With world capital markets interconnected as never before -- financial problems at U.S. banks are affecting pension funds in Japan as well as depositors in California -- a mounting sense that America's financial crisis is still far from touching bottom is adding to global troubles, including rising overall inflation and soaring energy prices.
In Paris and London, stock markets fell yesterday to their lowest levels since 2005, partly as investors doubted plans unveiled by U.S. regulators this weekend to prop up the ailing government-sponsored mortgage giants Fannie Mae and Freddie Mac. In Tokyo, the benchmark stock index fell 2 percent, slipping to levels not seen in 3 1/2 months as the Nikkei newspaper reported that Japan's three largest banks were holding at least $44.2 billion in debt issued by Fannie Mae and Freddie Mac.
"I think the problem now is a general confidence crisis that is complicated by some global contagion that's now spreading," said Brian Bethune, a chief economist with Global Insight of Lexington, Mass.
U.S regulators "need to act promptly and forcefully to break the psychology," he said. "I think the Treasury needs to be a bit more clear about what they're planning to do to shore up Fannie Mae and Freddie Mac. The details are still vague, and there is no room for that now."

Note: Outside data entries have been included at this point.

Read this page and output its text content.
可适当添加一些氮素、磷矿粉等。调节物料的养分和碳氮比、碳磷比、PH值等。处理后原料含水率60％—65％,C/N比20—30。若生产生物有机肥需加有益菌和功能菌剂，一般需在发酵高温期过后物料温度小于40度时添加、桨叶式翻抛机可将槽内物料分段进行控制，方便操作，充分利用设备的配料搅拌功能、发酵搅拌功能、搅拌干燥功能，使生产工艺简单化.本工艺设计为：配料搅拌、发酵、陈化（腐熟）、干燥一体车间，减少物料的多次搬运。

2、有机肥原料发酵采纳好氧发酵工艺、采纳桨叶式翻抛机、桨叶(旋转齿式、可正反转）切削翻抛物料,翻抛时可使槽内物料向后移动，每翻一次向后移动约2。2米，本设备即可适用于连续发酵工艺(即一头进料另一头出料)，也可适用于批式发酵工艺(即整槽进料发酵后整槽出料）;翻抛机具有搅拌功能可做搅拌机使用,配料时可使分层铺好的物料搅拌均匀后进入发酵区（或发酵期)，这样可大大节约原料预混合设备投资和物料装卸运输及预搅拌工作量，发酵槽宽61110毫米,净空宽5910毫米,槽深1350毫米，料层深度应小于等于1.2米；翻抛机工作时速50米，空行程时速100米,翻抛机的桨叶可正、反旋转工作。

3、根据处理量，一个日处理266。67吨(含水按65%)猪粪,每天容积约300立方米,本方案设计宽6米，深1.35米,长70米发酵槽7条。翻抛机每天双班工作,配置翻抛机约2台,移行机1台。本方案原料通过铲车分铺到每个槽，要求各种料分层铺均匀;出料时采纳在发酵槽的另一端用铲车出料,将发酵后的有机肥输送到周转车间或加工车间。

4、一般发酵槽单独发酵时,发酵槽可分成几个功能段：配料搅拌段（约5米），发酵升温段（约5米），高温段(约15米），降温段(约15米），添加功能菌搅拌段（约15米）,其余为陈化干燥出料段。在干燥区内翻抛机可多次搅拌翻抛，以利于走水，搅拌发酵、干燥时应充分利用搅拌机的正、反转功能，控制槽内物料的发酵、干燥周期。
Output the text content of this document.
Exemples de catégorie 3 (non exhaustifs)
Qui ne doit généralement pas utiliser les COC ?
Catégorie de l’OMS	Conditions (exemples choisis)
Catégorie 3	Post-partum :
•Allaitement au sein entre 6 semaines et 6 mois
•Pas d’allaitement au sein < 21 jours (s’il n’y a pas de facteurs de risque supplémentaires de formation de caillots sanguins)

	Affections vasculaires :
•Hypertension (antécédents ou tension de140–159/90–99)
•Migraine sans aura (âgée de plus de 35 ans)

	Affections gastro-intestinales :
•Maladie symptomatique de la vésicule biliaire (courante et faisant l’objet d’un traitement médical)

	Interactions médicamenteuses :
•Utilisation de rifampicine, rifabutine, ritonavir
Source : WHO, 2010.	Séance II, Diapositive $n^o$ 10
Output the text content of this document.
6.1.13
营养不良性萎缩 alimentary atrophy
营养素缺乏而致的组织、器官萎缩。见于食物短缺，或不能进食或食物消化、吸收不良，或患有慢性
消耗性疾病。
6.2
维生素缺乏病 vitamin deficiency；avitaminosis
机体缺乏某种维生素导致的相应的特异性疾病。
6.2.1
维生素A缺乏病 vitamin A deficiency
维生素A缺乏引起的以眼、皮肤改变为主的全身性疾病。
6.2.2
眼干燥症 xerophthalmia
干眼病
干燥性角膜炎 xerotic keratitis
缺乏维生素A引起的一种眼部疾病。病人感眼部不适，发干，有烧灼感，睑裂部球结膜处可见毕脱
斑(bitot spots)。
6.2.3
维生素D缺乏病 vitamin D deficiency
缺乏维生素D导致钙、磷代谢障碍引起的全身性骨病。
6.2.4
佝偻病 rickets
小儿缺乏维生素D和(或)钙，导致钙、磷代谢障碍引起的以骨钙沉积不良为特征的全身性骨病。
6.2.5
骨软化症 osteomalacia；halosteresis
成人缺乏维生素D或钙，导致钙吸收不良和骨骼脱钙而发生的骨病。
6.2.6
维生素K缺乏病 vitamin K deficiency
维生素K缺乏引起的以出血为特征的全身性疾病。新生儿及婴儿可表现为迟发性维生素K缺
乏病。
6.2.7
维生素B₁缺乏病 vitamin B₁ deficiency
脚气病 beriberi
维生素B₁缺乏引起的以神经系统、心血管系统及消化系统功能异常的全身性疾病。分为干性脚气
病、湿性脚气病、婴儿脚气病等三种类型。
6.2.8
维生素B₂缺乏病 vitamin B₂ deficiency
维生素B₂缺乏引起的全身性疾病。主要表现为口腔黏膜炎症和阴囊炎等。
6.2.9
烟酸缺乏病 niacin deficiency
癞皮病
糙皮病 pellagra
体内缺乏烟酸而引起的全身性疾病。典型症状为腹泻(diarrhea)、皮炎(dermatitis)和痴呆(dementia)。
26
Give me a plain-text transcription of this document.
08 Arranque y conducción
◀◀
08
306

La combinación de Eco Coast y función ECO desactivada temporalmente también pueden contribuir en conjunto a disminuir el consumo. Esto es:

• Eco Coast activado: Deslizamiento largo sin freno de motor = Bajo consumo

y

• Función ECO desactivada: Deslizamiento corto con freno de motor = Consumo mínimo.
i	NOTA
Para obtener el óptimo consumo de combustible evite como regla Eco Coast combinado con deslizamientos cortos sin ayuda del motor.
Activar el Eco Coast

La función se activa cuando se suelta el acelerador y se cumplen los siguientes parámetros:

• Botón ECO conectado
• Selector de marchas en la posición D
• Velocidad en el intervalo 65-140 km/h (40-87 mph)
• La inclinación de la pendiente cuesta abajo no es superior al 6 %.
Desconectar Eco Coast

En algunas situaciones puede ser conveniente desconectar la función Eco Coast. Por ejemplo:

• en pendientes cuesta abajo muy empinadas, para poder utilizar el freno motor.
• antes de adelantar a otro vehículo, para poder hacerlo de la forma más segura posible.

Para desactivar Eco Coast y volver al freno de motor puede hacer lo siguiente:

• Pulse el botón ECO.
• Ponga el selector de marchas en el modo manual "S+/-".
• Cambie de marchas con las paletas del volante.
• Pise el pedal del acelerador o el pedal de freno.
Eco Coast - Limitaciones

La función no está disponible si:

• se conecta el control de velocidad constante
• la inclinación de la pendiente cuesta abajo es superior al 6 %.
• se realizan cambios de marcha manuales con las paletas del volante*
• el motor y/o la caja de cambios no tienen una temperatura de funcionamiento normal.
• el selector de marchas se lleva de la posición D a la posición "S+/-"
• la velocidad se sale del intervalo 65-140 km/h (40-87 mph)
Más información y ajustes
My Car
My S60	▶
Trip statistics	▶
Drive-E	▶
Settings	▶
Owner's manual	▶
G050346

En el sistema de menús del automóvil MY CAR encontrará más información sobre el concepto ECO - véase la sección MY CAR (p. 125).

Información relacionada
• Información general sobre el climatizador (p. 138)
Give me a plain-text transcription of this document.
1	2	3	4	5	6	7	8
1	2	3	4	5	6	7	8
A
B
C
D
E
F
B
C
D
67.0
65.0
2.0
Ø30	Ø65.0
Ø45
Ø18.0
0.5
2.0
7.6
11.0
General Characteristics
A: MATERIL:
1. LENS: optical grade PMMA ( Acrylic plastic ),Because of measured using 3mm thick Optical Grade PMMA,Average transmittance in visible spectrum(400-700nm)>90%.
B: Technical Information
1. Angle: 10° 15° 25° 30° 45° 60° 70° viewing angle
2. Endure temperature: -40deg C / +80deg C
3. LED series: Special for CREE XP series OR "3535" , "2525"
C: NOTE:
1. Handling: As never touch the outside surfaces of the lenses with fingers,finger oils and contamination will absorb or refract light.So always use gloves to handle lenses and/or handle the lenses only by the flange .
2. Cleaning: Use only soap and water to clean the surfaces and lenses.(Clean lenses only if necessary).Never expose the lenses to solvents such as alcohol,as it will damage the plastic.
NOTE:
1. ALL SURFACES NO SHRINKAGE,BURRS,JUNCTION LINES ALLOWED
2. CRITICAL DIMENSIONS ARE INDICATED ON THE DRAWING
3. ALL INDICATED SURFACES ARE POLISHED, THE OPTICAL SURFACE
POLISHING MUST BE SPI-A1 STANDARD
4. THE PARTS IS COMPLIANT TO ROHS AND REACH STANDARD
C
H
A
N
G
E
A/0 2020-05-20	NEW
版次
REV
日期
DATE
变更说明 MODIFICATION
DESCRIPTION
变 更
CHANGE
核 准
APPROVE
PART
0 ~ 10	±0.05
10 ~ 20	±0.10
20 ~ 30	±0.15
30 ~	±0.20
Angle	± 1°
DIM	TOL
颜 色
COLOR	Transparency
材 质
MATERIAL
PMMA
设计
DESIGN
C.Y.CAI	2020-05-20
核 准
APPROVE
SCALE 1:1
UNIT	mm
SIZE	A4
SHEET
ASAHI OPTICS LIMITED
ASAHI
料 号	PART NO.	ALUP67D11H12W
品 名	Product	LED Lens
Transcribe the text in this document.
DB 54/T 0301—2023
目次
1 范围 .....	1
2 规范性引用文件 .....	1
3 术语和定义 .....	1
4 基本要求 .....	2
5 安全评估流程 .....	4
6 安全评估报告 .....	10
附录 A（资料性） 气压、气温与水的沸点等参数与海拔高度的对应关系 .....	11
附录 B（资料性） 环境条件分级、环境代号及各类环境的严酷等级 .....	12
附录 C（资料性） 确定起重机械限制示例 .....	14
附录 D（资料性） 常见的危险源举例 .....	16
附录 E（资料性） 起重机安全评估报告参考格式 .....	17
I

One camp of economists has argued that the rest of the world has to some measure "decoupled" from the U.S. economy -- with consumers in Europe, Asian powerhouses such as China and India, and fast-growing Latin America potentially blunting the drag on the global economy from a U.S. recession. But others have argued that soaring energy prices, rising inflation and a weakening dollar are already zapping the strength out of the world economy, with a full blown U.S. recession likely to take the wind out of the sails of global growth.
"The rest of the world has accumulated U.S. assets, and if these prices go down, the rest of the world suffers," said Alex Patelis, head of international economics for Merrill Lynch in London. "That said, many foreign banks are still doing very well. In Japan, for example, you have one of the healthiest banking sectors around. So there is a global impact, but the biggest impact is still going to be in the United States."